Imagine that your people are filling prisons in proportions far exceeding the general population. Imagine indictments far more frequent, almost automatic convictions, and sentences that are routinely longer than average. What would you call this?

In Ferguson, even traffic tickets are disproportionately issued to black residents. Do they just drive faster than white people? When I taught at the University of Missouri – St. Louis, I regularly drove through Ferguson on my way to work along Florissant Ave. The speed limit through town is 30 mph; I rarely saw anyone, myself included, go slower than 35, and usually it was closer to 40. Speeders were easy pickings. Under the circumstances, you’d think a normal distribution of traffic tickets would mirror the proportions in the population in general. Apparently, though, the biggest vehicular offense in Ferguson is DWB – Driving While Black.

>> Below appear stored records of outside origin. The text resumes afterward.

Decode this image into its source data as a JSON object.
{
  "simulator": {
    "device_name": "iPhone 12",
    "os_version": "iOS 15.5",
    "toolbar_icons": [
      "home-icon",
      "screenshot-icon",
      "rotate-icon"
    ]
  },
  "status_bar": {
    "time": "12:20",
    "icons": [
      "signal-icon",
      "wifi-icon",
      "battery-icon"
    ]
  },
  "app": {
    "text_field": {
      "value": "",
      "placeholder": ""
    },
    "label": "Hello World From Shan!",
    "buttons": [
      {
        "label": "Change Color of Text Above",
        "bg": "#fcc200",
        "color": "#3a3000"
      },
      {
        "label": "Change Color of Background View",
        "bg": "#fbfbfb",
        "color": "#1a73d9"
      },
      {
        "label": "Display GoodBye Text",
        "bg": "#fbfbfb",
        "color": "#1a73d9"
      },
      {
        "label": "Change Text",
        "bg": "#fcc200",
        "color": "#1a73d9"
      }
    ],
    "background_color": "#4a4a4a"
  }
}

Its polite name is profiling. Racism and oppression are other names that suggest themselves. Am I exaggerating? Ask any white person, and you’re likely to get a resounding yes. Ask any black person, any black person, and the answer will be quite different.

We live in a country where the attorney general of the United States was stopped while shopping at an upscale mall. Where the president of the country is regularly insulted in the most obscene ways. There is nothing, apparently, that a black person can do to completely escape being considered subhuman, and fair game for suspicion and innuendo.

This is what Ferguson is all about. This is why, no matter what anyone in authority says, there will be protest and violence. Because murdering a young black man for no reason is just what the police would do, in the minds of a people subjected to such humiliation for so long.